Alexander turned 30 this year. Most running backs go in the tank quickly at that age. If Alexander’s numbers don’t recover this year, it will be much more about his line that about his age. He has always been a vision runner. Reading blocks and finding holes shouldn’t get worse, and he never really beat anyone with his speed or strength. Only one season removed from the MVP award, most have written him off. I saw Jerome Bettis list his top 5 fantasy RBs and Alexander didn’t even make the list (Willie Parker did!). A little extra motivation can’t hurt. Mack Strong returns for another season at FB, but the team will hopefully try to find some time for Leonard Weaver. I’d love to see him on 3rd downs as a threat in the running or passing game. His horrible pre-season did nothing to help there.

Offense – Wide Receivers/Tight Ends

DJ Hackett rocks. The guy caught everything thrown his way last year. He’ll catch the deep ball, take the big hit over the middle and lay out for a 3-yard gain. He earned the starting spot this year, but I think we’ll see Nate Burleson turn the tables on Hackett this year and once again have the 3rd WR overshadow the 2nd. Deon Branch is still an unknown for me. We heard he never drops passes, but I saw a bunch last year. I honestly can’t say what’s so great about him. He needs to assert himself this year and leave no doubt he is a #1. Marcus Pollard has a real chance to catch 35-45 balls, even at age 35. After him, it’s ugly. Will Heller is a blocking TE that can’t block and Ben Joppru…Ben Joppru?? Watch out for Ben Obamanu at our 5th WR spot. The 2006 7th round pick has got 4.4 speed and was the best player on the team during the pre-season.

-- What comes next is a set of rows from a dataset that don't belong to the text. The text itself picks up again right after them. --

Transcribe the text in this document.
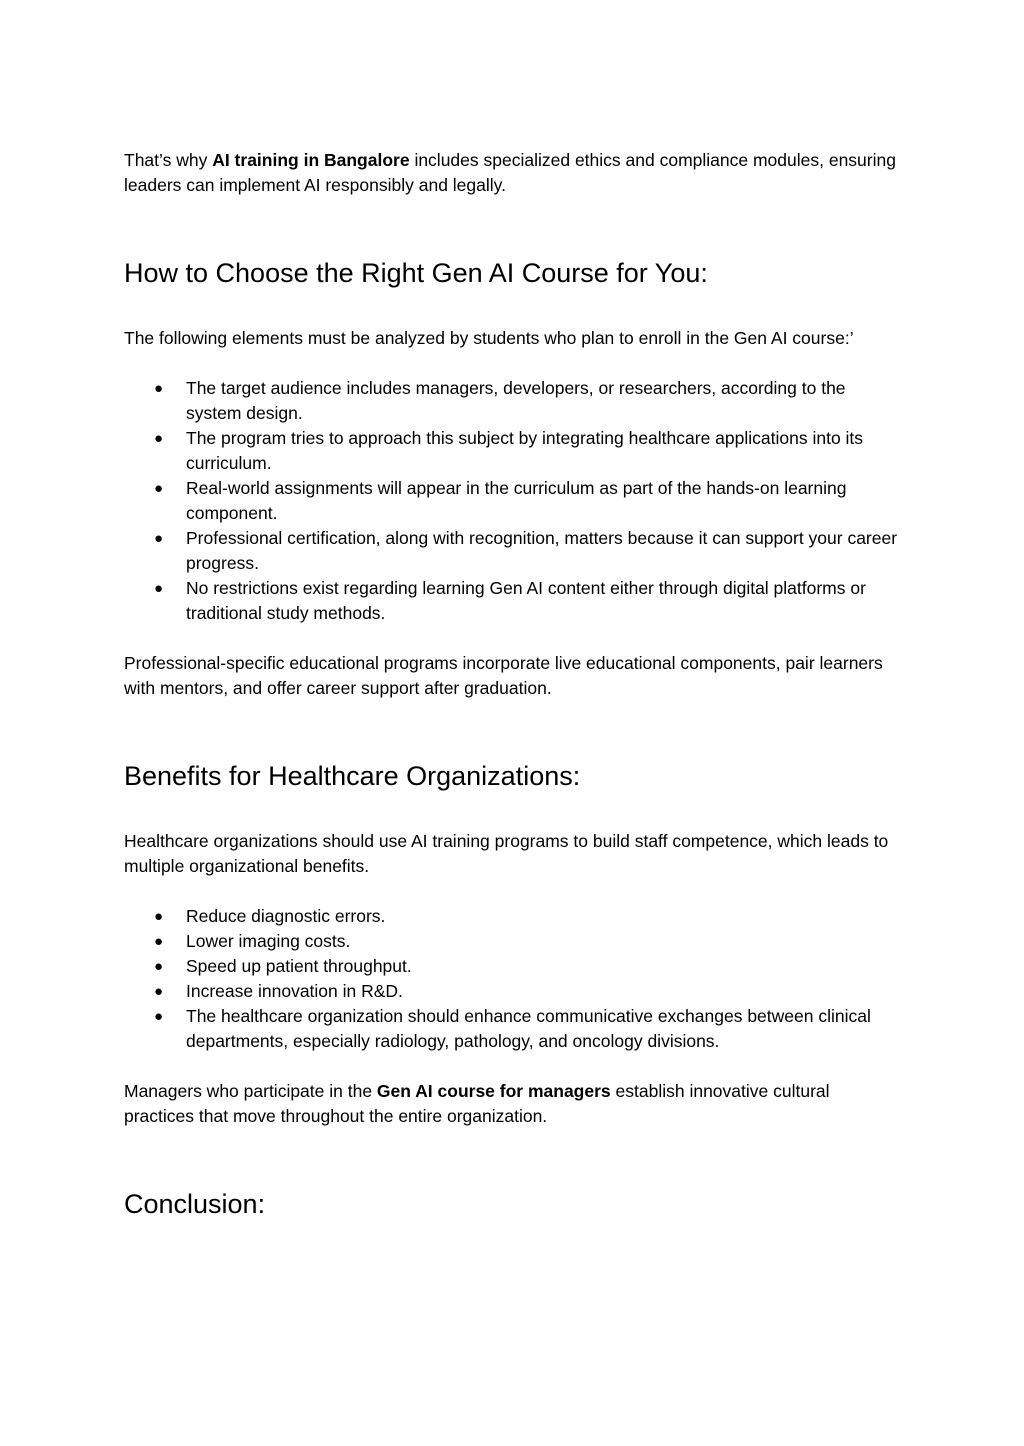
That’s why AI training in Bangalore includes specialized ethics and compliance modules, ensuring leaders can implement AI responsibly and legally.

How to Choose the Right Gen AI Course for You:

The following elements must be analyzed by students who plan to enroll in the Gen AI course:’

● The target audience includes managers, developers, or researchers, according to the system design.
● The program tries to approach this subject by integrating healthcare applications into its curriculum.
● Real-world assignments will appear in the curriculum as part of the hands-on learning component.
● Professional certification, along with recognition, matters because it can support your career progress.
● No restrictions exist regarding learning Gen AI content either through digital platforms or traditional study methods.

Professional-specific educational programs incorporate live educational components, pair learners with mentors, and offer career support after graduation.

Benefits for Healthcare Organizations:

Healthcare organizations should use AI training programs to build staff competence, which leads to multiple organizational benefits.

● Reduce diagnostic errors.
● Lower imaging costs.
● Speed up patient throughput.
● Increase innovation in R&D.
● The healthcare organization should enhance communicative exchanges between clinical departments, especially radiology, pathology, and oncology divisions.

Managers who participate in the Gen AI course for managers establish innovative cultural practices that move throughout the entire organization.

Conclusion:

Offense – Overall 2007 Outlook

Expect some fireworks in the passing game and some frustration in the running game. The Hawks may have their most balanced and dependable receiving corps ever, and Hasselbeck is poised for comeback. The offensive line remains too much of a question mark to say with any certainty that we should expect a Top 5 or Top 10 offense again. The key things to watch will be sacks against, INTs, yards/carry, and of course, red zone efficiency.